Oil was headed for a weekly gain on Thursday as renewed fighting and shipping disruption around the Strait of Hormuz kept a geopolitical risk premium in crude markets.
Barron's reported that Brent crude was down 0.2% at $76.18 a barrel and West Texas Intermediate was down 0.1% at $72.02 in early European trading. Even with those modest declines, both benchmarks were still on track to rise about 5% for the week.
Traffic through Hormuz remains subdued
The Strait of Hormuz is one of the world’s most important chokepoints for oil and gas shipments, and market coverage said traffic through it remained low. Saxo Bank analysts said no large commodity-laden vessels were seen transiting the waterway.
AP separately reported that tanker traffic through the strait had essentially stopped after renewed U.S.-Iran hostilities and attacks on commercial vessels.
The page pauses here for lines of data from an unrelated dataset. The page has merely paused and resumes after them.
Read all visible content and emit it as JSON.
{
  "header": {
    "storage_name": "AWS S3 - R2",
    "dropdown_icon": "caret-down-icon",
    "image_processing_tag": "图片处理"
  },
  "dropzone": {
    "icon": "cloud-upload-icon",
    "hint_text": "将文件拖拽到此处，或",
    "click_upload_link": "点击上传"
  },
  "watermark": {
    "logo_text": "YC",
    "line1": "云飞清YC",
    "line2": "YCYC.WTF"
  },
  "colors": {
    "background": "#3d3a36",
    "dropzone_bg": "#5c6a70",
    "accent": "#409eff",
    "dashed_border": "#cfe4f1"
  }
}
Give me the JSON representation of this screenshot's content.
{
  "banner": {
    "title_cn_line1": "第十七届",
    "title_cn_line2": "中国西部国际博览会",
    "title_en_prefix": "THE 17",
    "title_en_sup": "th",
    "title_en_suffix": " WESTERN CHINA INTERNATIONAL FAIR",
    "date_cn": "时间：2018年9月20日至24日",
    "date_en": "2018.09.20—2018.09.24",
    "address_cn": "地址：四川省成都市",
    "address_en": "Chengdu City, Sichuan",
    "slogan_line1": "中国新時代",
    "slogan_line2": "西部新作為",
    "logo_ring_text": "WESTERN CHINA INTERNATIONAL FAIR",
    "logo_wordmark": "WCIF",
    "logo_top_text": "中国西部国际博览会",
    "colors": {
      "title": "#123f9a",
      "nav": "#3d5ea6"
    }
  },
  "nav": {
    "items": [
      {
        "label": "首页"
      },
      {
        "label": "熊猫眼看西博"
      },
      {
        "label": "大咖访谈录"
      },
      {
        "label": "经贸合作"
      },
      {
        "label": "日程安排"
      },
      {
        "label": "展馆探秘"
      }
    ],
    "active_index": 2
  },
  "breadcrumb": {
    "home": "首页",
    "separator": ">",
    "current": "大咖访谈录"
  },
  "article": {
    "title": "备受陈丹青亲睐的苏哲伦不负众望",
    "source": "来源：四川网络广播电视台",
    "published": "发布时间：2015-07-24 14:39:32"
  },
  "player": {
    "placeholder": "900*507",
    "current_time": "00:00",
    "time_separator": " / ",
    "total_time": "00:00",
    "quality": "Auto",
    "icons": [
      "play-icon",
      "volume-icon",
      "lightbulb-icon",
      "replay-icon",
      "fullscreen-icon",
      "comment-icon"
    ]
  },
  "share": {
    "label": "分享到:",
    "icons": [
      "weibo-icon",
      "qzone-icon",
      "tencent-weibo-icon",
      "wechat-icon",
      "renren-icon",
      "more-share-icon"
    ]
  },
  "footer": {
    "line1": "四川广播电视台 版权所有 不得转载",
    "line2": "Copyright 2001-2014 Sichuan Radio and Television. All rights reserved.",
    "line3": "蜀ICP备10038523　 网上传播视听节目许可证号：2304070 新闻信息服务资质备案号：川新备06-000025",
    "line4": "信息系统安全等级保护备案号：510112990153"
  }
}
The Joint Maritime Information Center, which is overseen by the U.S. Navy, urged ships to use the southern route through Omani territorial waters instead.
Latest developments in the Gulf
AP reported on Thursday morning that unclaimed airstrikes in southern Iran and renewed retaliation across the Gulf kept tensions elevated. U.S. Central Command said its strikes on Iran followed what it described as Iranian attacks on three commercial vessels in the strait.
The reporting left the core dispute unchanged. Iran says it should control passage and charge fees, while the U.S. and regional partners insist the strait must remain open to all shipping.
What the market is watching
The immediate question for traders is whether the shipping disruption stays contained or develops into a broader supply shock. Further interference in Hormuz could tighten global oil supply and keep crude’s risk premium in place.
The shipping consequences also matter beyond crude prices. Tanker operators and insurers face higher costs and more routing uncertainty if vessels avoid the strait or divert through other waters.
The International Energy Agency added another layer to the market backdrop, saying renewed exchanges of fire in the Gulf threaten oil-market normalization. It said global oil supply rose to 98.8 million barrels per day in June as flows resumed through Hormuz, showing how quickly supply conditions can improve when the route is open.
That makes the latest flare-up especially relevant for energy traders. If tanker traffic remains subdued, the market could continue to price in a security premium. If conditions calm and shipping resumes more normally, part of that gain could unwind.
For now, traders are watching three things: whether tanker traffic through the strait recovers, whether new U.S., Iranian or maritime advisories alter shipping routes, and whether crude extends its weekly gain if tensions stay high.